If as a bird, we could fly beyond life.
Where would our wings carry us in our flight?
For what would we search on the earth below us?
What would await at our journey’s end?
As a young child, I sang this song to the tune of O Holy Night, in my backyard on New York’s Long Island. Decades later, from my home in central New York, I still sing it watching flocks of birds in their biannual migrations, north or south. And I sang it on the Delta Airlines flight I took the past weekend, to Florida via Detroit.
“Are you kidding? I hafta fly north to Detroit to get to Florida?” I’d protested to my son, envisioning all the potential storms and travel delays in the vast territory between the northern and southern borders of our country, which could prevent me from reaching the annual family reunion in Sanibel.
The song was stuck in my head as I finally got to walk the beach at Sanibel, kicking up sand and crunching seashells with each step. I focused on photographing flying birds. Screeching gulls lifted into a chaotic cloud around me. They scattered. My worries and backache took off with the birds. I laughed. Looking up at the sun breaking through clouds, then down at the congregations of birds resettling by my feet, and out at the Gulf of Mexico, my eyes scanned every direction, smiling. Is this freedom? I wondered. Do I belong here, by the sea?
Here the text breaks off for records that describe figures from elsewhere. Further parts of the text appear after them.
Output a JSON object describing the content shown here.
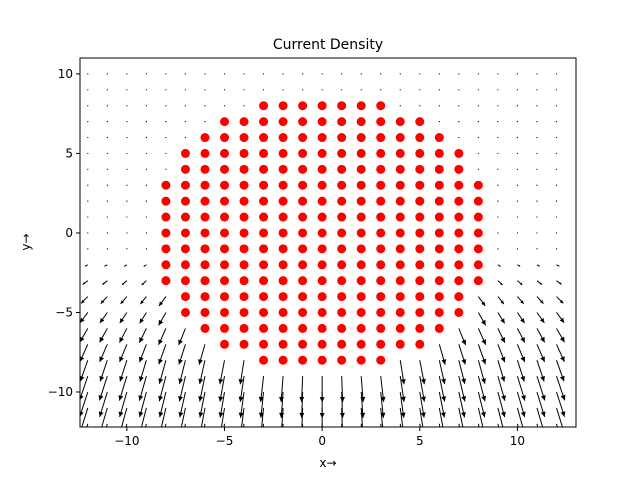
{
  "chart_data": {
    "type": "scatter",
    "title": "Current Density",
    "xlabel": "x→",
    "ylabel": "y→",
    "xlim": [
      -12.4,
      13.0
    ],
    "ylim": [
      -12.2,
      11.0
    ],
    "xticks": [
      -10,
      -5,
      0,
      5,
      10
    ],
    "yticks": [
      -10,
      -5,
      0,
      5,
      10
    ],
    "xtick_labels": [
      "−10",
      "−5",
      "0",
      "5",
      "10"
    ],
    "ytick_labels": [
      "−10",
      "−5",
      "0",
      "5",
      "10"
    ],
    "grid": false,
    "legend": "none",
    "colors": {
      "points": "#ff0000",
      "arrows": "#000000",
      "axes": "#000000"
    },
    "points_series": {
      "rows": [
        {
          "y": 8,
          "x_from": -3,
          "x_to": 3
        },
        {
          "y": 7,
          "x_from": -5,
          "x_to": 5
        },
        {
          "y": 6,
          "x_from": -6,
          "x_to": 6
        },
        {
          "y": 5,
          "x_from": -7,
          "x_to": 7
        },
        {
          "y": 4,
          "x_from": -7,
          "x_to": 7
        },
        {
          "y": 3,
          "x_from": -8,
          "x_to": 8
        },
        {
          "y": 2,
          "x_from": -8,
          "x_to": 8
        },
        {
          "y": 1,
          "x_from": -8,
          "x_to": 8
        },
        {
          "y": 0,
          "x_from": -8,
          "x_to": 8
        },
        {
          "y": -1,
          "x_from": -8,
          "x_to": 8
        },
        {
          "y": -2,
          "x_from": -8,
          "x_to": 8
        },
        {
          "y": -3,
          "x_from": -8,
          "x_to": 8
        },
        {
          "y": -4,
          "x_from": -7,
          "x_to": 7
        },
        {
          "y": -5,
          "x_from": -7,
          "x_to": 7
        },
        {
          "y": -6,
          "x_from": -6,
          "x_to": 6
        },
        {
          "y": -7,
          "x_from": -5,
          "x_to": 5
        },
        {
          "y": -8,
          "x_from": -3,
          "x_to": 3
        }
      ]
    },
    "vector_field": {
      "x_from": -12,
      "x_to": 12,
      "x_step": 1,
      "y_from": -12,
      "y_to": 10,
      "y_step": 1,
      "source": [
        0,
        4
      ],
      "magnitude_scale": 26,
      "direction": "outward from disk, downward dominant below"
    }
  }
}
With bare legs and hair whipped by the wind, for a moment I pretended to be the wild spirit that dances around the edges of my dreams. The person I wish I was brave enough to be. Almost five years after the death of my daughter I still don’t know who I am anymore, or why I’m here, or where I’m going. This could take a lifetime of moving from north to south, east to west, and back again, to figure out. I’m okay with that.
Flying back home to New York, via Detroit, I stared breathless, not blinking, as the plane flew over the great Lake Erie. I’d never seen it before. It was like discovering another ocean.
Where might our wings carry us? And what awaits?